Дверь ванной щелкнула, и Вероника, в конце концов, вернулась в комнату. Вместо короткого коричневого платья, в котором она была за ужином, на ней был длинный махровый халат того же кремового цвета, что и обернутое вокруг головы полотенце; она сняла линзы, и теперь на носу сидели маленькие прямоугольные очки; серьги в ушах поблескивали в свете ламп.
– Отлично, – сказала она, устроившись на диване поджав ноги, и потянулась за бокалом вина. Она сделала большой глоток.

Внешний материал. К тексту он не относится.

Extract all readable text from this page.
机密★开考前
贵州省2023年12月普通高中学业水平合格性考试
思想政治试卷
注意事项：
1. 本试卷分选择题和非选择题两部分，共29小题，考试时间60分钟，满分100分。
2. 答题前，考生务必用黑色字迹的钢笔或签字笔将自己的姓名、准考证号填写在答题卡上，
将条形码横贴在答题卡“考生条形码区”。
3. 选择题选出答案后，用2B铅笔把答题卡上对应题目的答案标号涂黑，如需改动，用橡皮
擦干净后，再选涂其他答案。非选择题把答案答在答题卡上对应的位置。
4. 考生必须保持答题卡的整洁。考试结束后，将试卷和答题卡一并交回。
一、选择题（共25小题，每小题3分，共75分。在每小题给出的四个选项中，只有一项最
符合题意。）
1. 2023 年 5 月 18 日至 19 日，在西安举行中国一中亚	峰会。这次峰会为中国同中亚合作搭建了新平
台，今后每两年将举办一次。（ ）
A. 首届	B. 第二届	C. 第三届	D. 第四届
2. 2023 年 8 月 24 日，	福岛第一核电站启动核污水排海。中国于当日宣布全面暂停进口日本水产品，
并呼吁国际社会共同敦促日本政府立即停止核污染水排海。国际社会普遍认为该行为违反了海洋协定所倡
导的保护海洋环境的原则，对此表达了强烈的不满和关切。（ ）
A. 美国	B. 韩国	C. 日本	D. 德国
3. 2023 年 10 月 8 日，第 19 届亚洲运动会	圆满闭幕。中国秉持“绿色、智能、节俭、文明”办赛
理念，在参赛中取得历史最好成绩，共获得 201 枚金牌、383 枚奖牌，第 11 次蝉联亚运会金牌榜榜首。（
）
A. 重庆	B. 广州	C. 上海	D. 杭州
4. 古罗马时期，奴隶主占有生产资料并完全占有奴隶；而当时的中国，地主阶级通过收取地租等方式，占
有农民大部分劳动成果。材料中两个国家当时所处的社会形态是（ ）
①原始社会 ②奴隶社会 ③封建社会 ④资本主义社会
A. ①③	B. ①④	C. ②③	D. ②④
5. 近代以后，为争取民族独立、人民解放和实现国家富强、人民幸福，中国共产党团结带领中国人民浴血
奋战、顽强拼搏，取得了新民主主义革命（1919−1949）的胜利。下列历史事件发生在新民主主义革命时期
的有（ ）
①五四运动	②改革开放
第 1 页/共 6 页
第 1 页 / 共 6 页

– Как я уже говорила, история довольно странная. Не скажу, что мне самой сложно в нее поверить, потому что все происходило на моих глазах. Наверное, я не хочу верить, что все так произошло. Надеюсь, ты понял. Если нет, то скоро поймешь. Я читала одну твою книгу – про мумию, или как ты там ее называешь, – поэтому решила, что ты, по крайней мере, непредвзято отнесешься к тому, что я тебе сейчас поведаю. Что тут смешного?
– Прости, – ответил я, – обычно, после того, как люди узнают, что я пишу ужастики, они делятся на два лагеря: одни сообщают мне, что не читают ужасы – точнее, что ужасы им не по душе, – другие же обязательно начинают рассказывать ужастики из своей жизни. Мне интересно, случается ли такое с писателями детективов и романов?